Seventy-one people reported 116 falls, with most falls being mild.
Higher levels of brain activity while both walking and talking were associated with falls. Verghese concluded, “These findings suggest that there may be changes in brain activity before physical symptoms like unusual gait appear in people who are more prone to falls later. More research needs to be done to look at how brain and nerve diseases associated with falls impact brain activity in their earliest phases. We also know there are other areas of the brain which may play a role in increasing fall risk, so those too should be studied.”
Preventing falls with tai chi
Tai chi may prevent falls in older people and improve mental health, according to research findings. On the other hand, this ancient Chinese technique does not improve cancer or rheumatoid arthritis symptoms.
The researchers reviewed 35 studies on tai chi and looked at its effectiveness in treating various conditions, such as cancer, Parkinson’s disease, musculoskeletal pain, osteoarthritis, rheumatoid arthritis, cardiovascular disease, high blood pressure, osteoporosis, and type 2 diabetes. Some studies also looked at the benefits of tai chi on psychological health, along with balance and fall prevention.

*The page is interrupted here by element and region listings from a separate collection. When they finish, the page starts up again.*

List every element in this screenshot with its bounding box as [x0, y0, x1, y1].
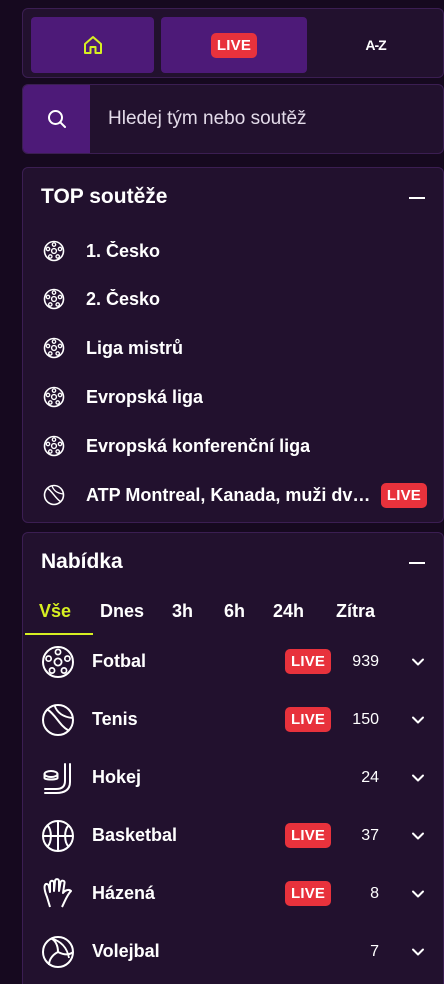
- sport-row-hokej[interactable]: Hokej 24: [23, 749, 443, 807]
- search-bar: [22, 84, 444, 154]
- soccer-ball-icon: [43, 337, 65, 359]
- live-badge: LIVE: [285, 881, 332, 906]
- top-item-1-cesko[interactable]: 1. Česko: [23, 230, 443, 272]
- event-count: 150: [352, 711, 379, 728]
- live-button[interactable]: LIVE: [161, 17, 307, 73]
- event-count: 37: [361, 827, 379, 844]
- chevron-down-icon[interactable]: [411, 655, 425, 669]
- top-navigation: LIVE A-Z: [22, 8, 444, 78]
- offer-collapse-button[interactable]: [409, 562, 425, 564]
- soccer-ball-icon: [43, 288, 65, 310]
- soccer-ball-icon: [43, 386, 65, 408]
- sport-label: Tenis: [92, 709, 138, 729]
- soccer-ball-icon: [42, 646, 74, 678]
- top-item-label: Liga mistrů: [86, 337, 184, 358]
- tab-24h[interactable]: 24h: [273, 599, 304, 635]
- event-count: 8: [370, 885, 379, 902]
- sport-label: Basketbal: [92, 825, 178, 845]
- top-item-label: 1. Česko: [86, 240, 161, 261]
- az-button[interactable]: A-Z: [314, 17, 437, 73]
- top-item-konferencni-liga[interactable]: Evropská konferenční liga: [23, 425, 443, 467]
- tennis-ball-icon: [43, 484, 65, 506]
- basketball-icon: [42, 820, 74, 852]
- event-count: 939: [352, 653, 379, 670]
- tennis-ball-icon: [42, 704, 74, 736]
- top-competitions-panel: TOP soutěže 1. Česko 2. Česko Liga mistr…: [22, 167, 444, 523]
- sport-label: Hokej: [92, 767, 142, 787]
- sport-label: Volejbal: [92, 941, 160, 961]
- soccer-ball-icon: [43, 240, 65, 262]
- sport-row-fotbal[interactable]: Fotbal LIVE 939: [23, 633, 443, 691]
- top-item-2-cesko[interactable]: 2. Česko: [23, 278, 443, 320]
- live-badge: LIVE: [210, 32, 258, 58]
- soccer-ball-icon: [43, 435, 65, 457]
- sport-label: Házená: [92, 883, 156, 903]
- top-item-label: 2. Česko: [86, 288, 161, 309]
- volleyball-icon: [42, 936, 74, 968]
- tab-3h[interactable]: 3h: [172, 599, 193, 635]
- top-item-liga-mistru[interactable]: Liga mistrů: [23, 327, 443, 369]
- top-item-evropska-liga[interactable]: Evropská liga: [23, 376, 443, 418]
- top-item-label: Evropská liga: [86, 386, 204, 407]
- event-count: 7: [370, 943, 379, 960]
- event-count: 24: [361, 769, 379, 786]
- search-button[interactable]: [23, 85, 90, 153]
- top-competitions-title: TOP soutěže: [41, 185, 168, 208]
- sport-row-hazena[interactable]: Házená LIVE 8: [23, 865, 443, 923]
- live-badge: LIVE: [285, 649, 332, 674]
- handball-icon: [43, 878, 72, 908]
- chevron-down-icon[interactable]: [411, 771, 425, 785]
- chevron-down-icon[interactable]: [411, 887, 425, 901]
- live-badge: LIVE: [380, 482, 427, 508]
- search-icon: [47, 110, 66, 128]
- chevron-down-icon[interactable]: [411, 713, 425, 727]
- tab-zitra[interactable]: Zítra: [336, 599, 375, 635]
- offer-title: Nabídka: [41, 550, 123, 573]
- chevron-down-icon[interactable]: [411, 829, 425, 843]
- tab-vse[interactable]: Vše: [39, 599, 71, 635]
- top-competitions-collapse-button[interactable]: [409, 197, 425, 199]
- sport-row-volejbal[interactable]: Volejbal 7: [23, 923, 443, 981]
- sport-label: Fotbal: [92, 651, 146, 671]
- tab-6h[interactable]: 6h: [224, 599, 245, 635]
- top-item-atp-montreal[interactable]: ATP Montreal, Kanada, muži dvouhra LIVE: [23, 474, 443, 516]
- home-icon: [83, 36, 102, 54]
- hockey-stick-icon: [43, 763, 71, 794]
- live-badge: LIVE: [285, 823, 332, 848]
- live-badge: LIVE: [285, 707, 332, 732]
- offer-panel: Nabídka Vše Dnes 3h 6h 24h Zítra Fotbal …: [22, 532, 444, 984]
- sport-row-basketbal[interactable]: Basketbal LIVE 37: [23, 807, 443, 865]
- chevron-down-icon[interactable]: [411, 945, 425, 959]
- top-item-label: Evropská konferenční liga: [86, 435, 311, 456]
- home-button[interactable]: [31, 17, 154, 73]
- search-input[interactable]: [90, 85, 443, 153]
- tab-dnes[interactable]: Dnes: [100, 599, 144, 635]
- sport-row-tenis[interactable]: Tenis LIVE 150: [23, 691, 443, 749]
- top-item-label: ATP Montreal, Kanada, muži dvouhra: [86, 484, 371, 505]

The findings were contradictory for some of the conditions, but it was quite clear that tai chi helps improve balance, prevent falls, and boost psychological health. The authors concluded, “Our overview showed that tai chi, which combines deep breathing and relaxation with slow and gentle movements, may exert exercise-based general benefits for fall prevention and improvement of balance in older people as well as some meditative effects for improving psychological health. We recommend tai chi for older people for its various physical and psychological benefits. However, tai chi may not effectively treat inflammatory diseases.”